4. Again, metaphorically shake the 3rd person away and stand in the 4th position. This is the external space or detached observer where you can gather all of the perceptions you have just tested. How did your thoughts in the 3rd position compare to your reactions in the 1st position, and then switch them around. For example, in the 1st position you may have felt angry, while in the 3rd position you may have felt sadness. Now, switch these feelings so that the 1st position is feeling the sadness and the 3rd position is feeling the anger.
5. Go back and stand again on the 2nd position - the other person. Ask yourself, "How is this different now? How do I respond?"
6. Complete the exercise by returning to the 1st position - you - and ask yourself, "How is this different now? How do I respond?"
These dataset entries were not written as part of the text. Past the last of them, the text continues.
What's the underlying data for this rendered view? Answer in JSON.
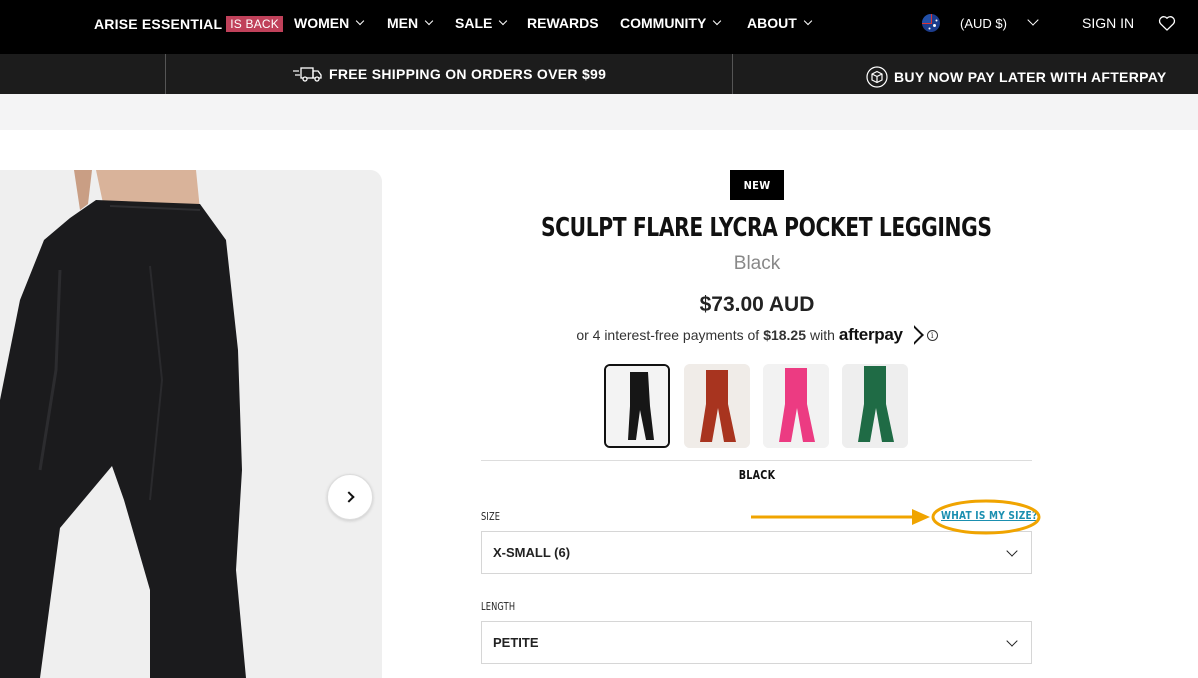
{
  "nav": {
    "brand": "ARISE ESSENTIAL",
    "brand_badge": "IS BACK",
    "links": [
      "WOMEN",
      "MEN",
      "SALE",
      "REWARDS",
      "COMMUNITY",
      "ABOUT"
    ],
    "currency": "(AUD $)",
    "sign_in": "SIGN IN"
  },
  "promo": {
    "shipping": "FREE SHIPPING ON ORDERS OVER $99",
    "afterpay": "BUY NOW PAY LATER WITH AFTERPAY"
  },
  "product": {
    "badge": "NEW",
    "title": "SCULPT FLARE LYCRA POCKET LEGGINGS",
    "color": "Black",
    "price": "$73.00 AUD",
    "installment_prefix": "or 4 interest-free payments of",
    "installment_amount": "$18.25",
    "installment_with": "with",
    "afterpay_brand": "afterpay",
    "swatches": [
      {
        "color": "#161616",
        "bg": "#f3f3f3"
      },
      {
        "color": "#a8341f",
        "bg": "#f0ece8"
      },
      {
        "color": "#ec3b82",
        "bg": "#f2f2f2"
      },
      {
        "color": "#1f6b45",
        "bg": "#eeeeee"
      }
    ],
    "selected_color_label": "BLACK",
    "size_label": "SIZE",
    "size_value": "X-SMALL (6)",
    "size_guide_link": "WHAT IS MY SIZE?",
    "length_label": "LENGTH",
    "length_value": "PETITE"
  },
  "colors": {
    "accent_link": "#1a8fb0",
    "annotation": "#f0a400",
    "badge": "#c0415a"
  }
}
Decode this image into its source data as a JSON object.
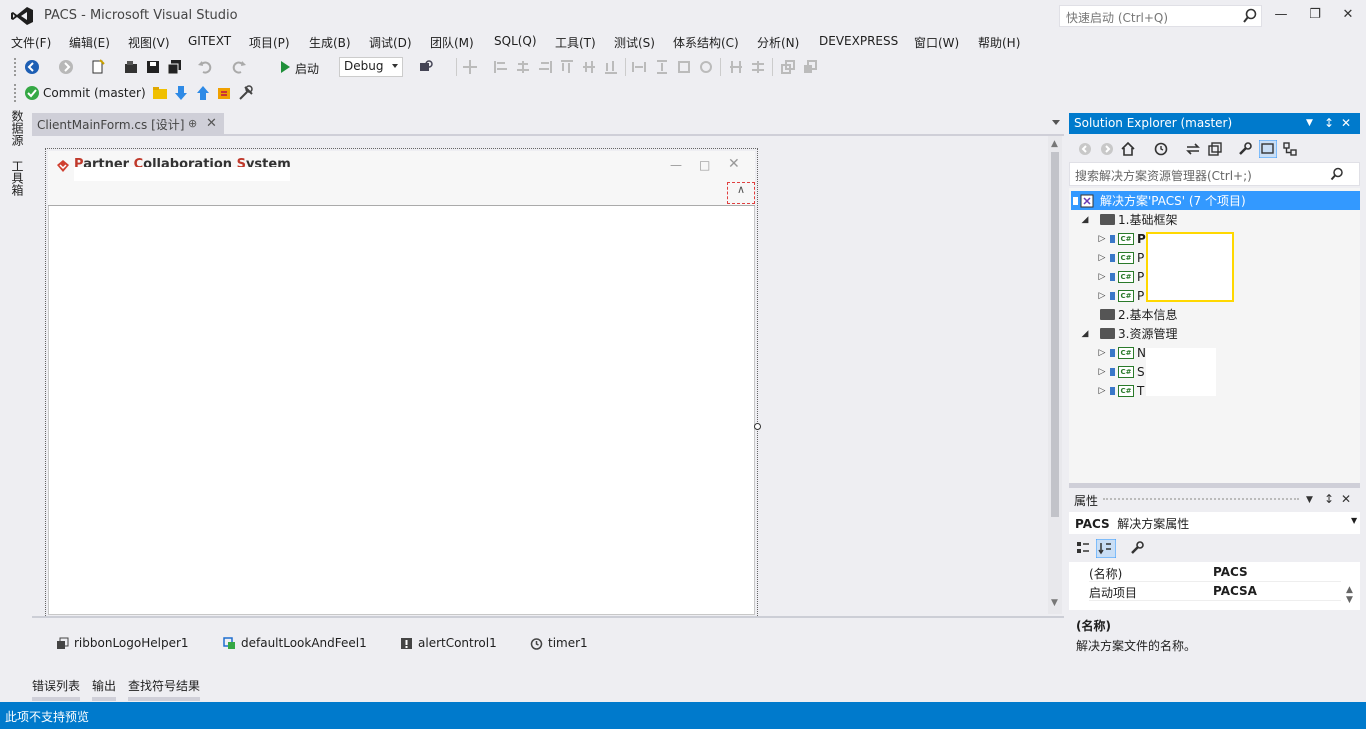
{
  "window": {
    "title": "PACS - Microsoft Visual Studio",
    "quick_launch_placeholder": "快速启动 (Ctrl+Q)"
  },
  "menu": [
    "文件(F)",
    "编辑(E)",
    "视图(V)",
    "GITEXT",
    "项目(P)",
    "生成(B)",
    "调试(D)",
    "团队(M)",
    "SQL(Q)",
    "工具(T)",
    "测试(S)",
    "体系结构(C)",
    "分析(N)",
    "DEVEXPRESS",
    "窗口(W)",
    "帮助(H)"
  ],
  "toolbar": {
    "start_label": "启动",
    "config": "Debug",
    "commit_label": "Commit (master)"
  },
  "left_tabs": [
    "数据源",
    "工具箱"
  ],
  "document": {
    "tab_label": "ClientMainForm.cs [设计]"
  },
  "form": {
    "title_p": "P",
    "title_artner": "artner ",
    "title_c": "C",
    "title_ollaboration": "ollaboration ",
    "title_s": "S",
    "title_ystem": "ystem"
  },
  "tray": [
    "ribbonLogoHelper1",
    "defaultLookAndFeel1",
    "alertControl1",
    "timer1"
  ],
  "bottom_tabs": [
    "错误列表",
    "输出",
    "查找符号结果"
  ],
  "status": "此项不支持预览",
  "solution_explorer": {
    "title": "Solution Explorer (master)",
    "search_placeholder": "搜索解决方案资源管理器(Ctrl+;)",
    "solution": "解决方案'PACS' (7 个项目)",
    "folder1": "1.基础框架",
    "folder2": "2.基本信息",
    "folder3": "3.资源管理",
    "projects_f1": [
      "P",
      "P",
      "P",
      "P"
    ],
    "projects_f3": [
      "N",
      "S",
      "T"
    ]
  },
  "properties": {
    "title": "属性",
    "object_name": "PACS",
    "object_type": "解决方案属性",
    "rows": [
      {
        "name": "(名称)",
        "value": "PACS"
      },
      {
        "name": "启动项目",
        "value": "PACSA"
      }
    ],
    "desc_title": "(名称)",
    "desc_text": "解决方案文件的名称。"
  },
  "colors": {
    "accent": "#007acc",
    "selection": "#3399ff",
    "mask_border": "#ffd800"
  }
}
Benefits of the Meta-Mirror Model
- gain increased and expanded perspectives in conflict situations;
- be able to “unstick” yourself from old patterns of thinking;
- improve relationships;
- easier to forgive others;
- be able to spot relationship gaps;
- be able to identify opportunities;
- be able to negotiate more effectively with others;
- understand the needs of your customers, friends and loved ones;
- develop empathy.
PACE TO LEAD
Another effective way of building rapport and relationships is learning the technique of pacing to leading the other person. Pacing is the ability to respectfully pick up and match other people's behaviours and vocabularly (as discussed in my previous Rapport blog), listening to their needs and totally understanding their viewpoint - in fact, physically being in their shoes! This may take a long time to pick up or may be quite quick. But, the important thing, is to be patient with your pacing until you can truly start to 'lead' them in a new direction. Leading in this contexts means being able to influence the other person with your point of view by subtly taking them down a different route or in an alternative direction.
Successful salespeople are very qualified in this technique by firstly demonstrating a genuine interest in their customer. They listen continuously to what this person wants or needs before trying to sell them anything. Once they have totally understood the other person they gear them towards what they believe they will want to purchase. It is a fact that people do not want to be told what they need to buy - they resent it - but they can be led towards buying something they believe they want or need!
In business, companies succeed in introducing major change programmes by taking measured/paced steps. By listening to employees and acknowleding any of their concerns/ideas, this allows changes to gradually be introduced and accepted. The most effective leaders in business are those who pace their employees' reality first. Again, the key actions are always listening and being patient.
BUT!!! ...................One last word
There are instances when saying the right, albeit small, word makes a huge difference between your ability to retain rapport or break rapport. This is known as mastering 'influential communication' techniques. Simple words like 'AND' or 'BUT' can focus the attention of the conversation in different ways. When you use the word 'BUT', people will remember what you said afterwards. When you use the 'AND' word, people remember what you said Before and Afterwards!